In announcing the launch of wp.me, a new URL shortening service for wordpress.com hosted sites, Matt Mullenweg stated the much-need obvious about the increasingly competitive market.
“While URL shorteners have had some incredible usage tied to the growth (and constraints) of Twitter, I question their sustainability as a business. This point was underscored a few days ago when a popular one, tr.im, announced they were going to shut down at the end of the year.”
As I mentioned in a recent post, the URL-shortening business doesn’t have a business model yet. Sure, there’s lots of talk about analytics and a news service but no one has shown they can make money from offering a URL-shortening service.
To date, all the URL-shortening business has demonstrated is that the barriers to entry must be fairly low given the number of players – tinyurl.com, bit.ly, cli.gs, tr.im, et al.
To date, the only viable service is tinyurl.com, a one-man operation (Kevin Gilbertson).
Among the new players, bit.ly has the most potential to be worth anything given it has raised some venture capital, and it was selected by Twitter to be its default URL-shortener, which makes you think that one day Twitter might use some of its VC dough to acquire bit.ly.
In the meantime, the biggest risk – and one that few people talk about – is what happens to all those shortened links when many of theses URL-shortening services go out of business.
Are we talking about a world with millions of dead links?

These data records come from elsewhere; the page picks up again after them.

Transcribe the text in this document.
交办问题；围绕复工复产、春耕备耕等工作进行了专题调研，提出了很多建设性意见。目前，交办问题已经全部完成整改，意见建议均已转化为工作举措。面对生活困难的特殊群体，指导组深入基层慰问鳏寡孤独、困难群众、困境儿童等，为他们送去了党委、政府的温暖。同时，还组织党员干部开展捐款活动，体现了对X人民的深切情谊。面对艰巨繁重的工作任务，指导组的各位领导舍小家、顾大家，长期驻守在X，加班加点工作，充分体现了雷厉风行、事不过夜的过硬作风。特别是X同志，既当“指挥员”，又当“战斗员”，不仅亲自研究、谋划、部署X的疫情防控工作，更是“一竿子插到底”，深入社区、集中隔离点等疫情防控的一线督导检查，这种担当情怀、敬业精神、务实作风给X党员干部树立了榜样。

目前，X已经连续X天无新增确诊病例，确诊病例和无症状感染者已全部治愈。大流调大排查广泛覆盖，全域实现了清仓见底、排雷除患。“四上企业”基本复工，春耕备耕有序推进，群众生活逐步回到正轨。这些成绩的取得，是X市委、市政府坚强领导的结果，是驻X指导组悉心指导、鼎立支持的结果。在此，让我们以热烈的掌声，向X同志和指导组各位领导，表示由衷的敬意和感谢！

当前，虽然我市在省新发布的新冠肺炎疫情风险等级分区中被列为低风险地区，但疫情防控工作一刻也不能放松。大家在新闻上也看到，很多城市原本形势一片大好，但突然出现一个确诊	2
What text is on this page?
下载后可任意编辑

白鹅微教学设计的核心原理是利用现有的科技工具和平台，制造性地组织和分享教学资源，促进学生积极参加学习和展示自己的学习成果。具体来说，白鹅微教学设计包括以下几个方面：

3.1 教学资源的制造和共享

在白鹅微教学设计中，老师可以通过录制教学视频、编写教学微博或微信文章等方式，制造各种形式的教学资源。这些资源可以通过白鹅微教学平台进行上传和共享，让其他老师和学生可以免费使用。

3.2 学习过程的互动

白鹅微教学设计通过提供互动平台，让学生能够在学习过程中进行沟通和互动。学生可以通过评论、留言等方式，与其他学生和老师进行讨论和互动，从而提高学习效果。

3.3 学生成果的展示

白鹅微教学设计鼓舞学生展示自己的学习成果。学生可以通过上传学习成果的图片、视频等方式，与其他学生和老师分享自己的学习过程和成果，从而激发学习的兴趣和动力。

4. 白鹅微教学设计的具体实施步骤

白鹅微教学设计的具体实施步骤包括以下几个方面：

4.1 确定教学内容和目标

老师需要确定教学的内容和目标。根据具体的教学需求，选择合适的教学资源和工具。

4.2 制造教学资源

Perhaps that’s an opportunity someone should consider, offering a premium service to revive dead links. (I’m being half-serious!)
More: Search Engine Land has a great overview of the URL-shortening services out there.
Mark-
The solution to this problem seems obvious (and I have even suggested it to Kevin Gilbertson). Kevin (or equivalent) needs to offer a packaged service (i.e. the software and related web pages) so that a company can put up an equivalent service on its own servers (and thus assure that the servers will stay up for a long period of time).
The form would then become: http://www.reducedurl.companyname.com/xvrRedUr
I got no response from my specific suggestion to Kevin. That was about a year ago
Geoff:Sounds like a solid proposal; surprised no one had implemented it.
Mark
"the URL-shortening business doesn’t have a business model yet"
That describes just about everything on the web that isn't running ads. And even most of those destinations/services may not have a sustainable model either. One day the piper will come calling.
Dave,
Unfortunately, that's a truism – at least will now.
I disagree. the business model is not the public site though. It is making a package available that can be used within a corporate domain. Sort of a private label little URL. Not a large business, but a nice one for a one man software shop.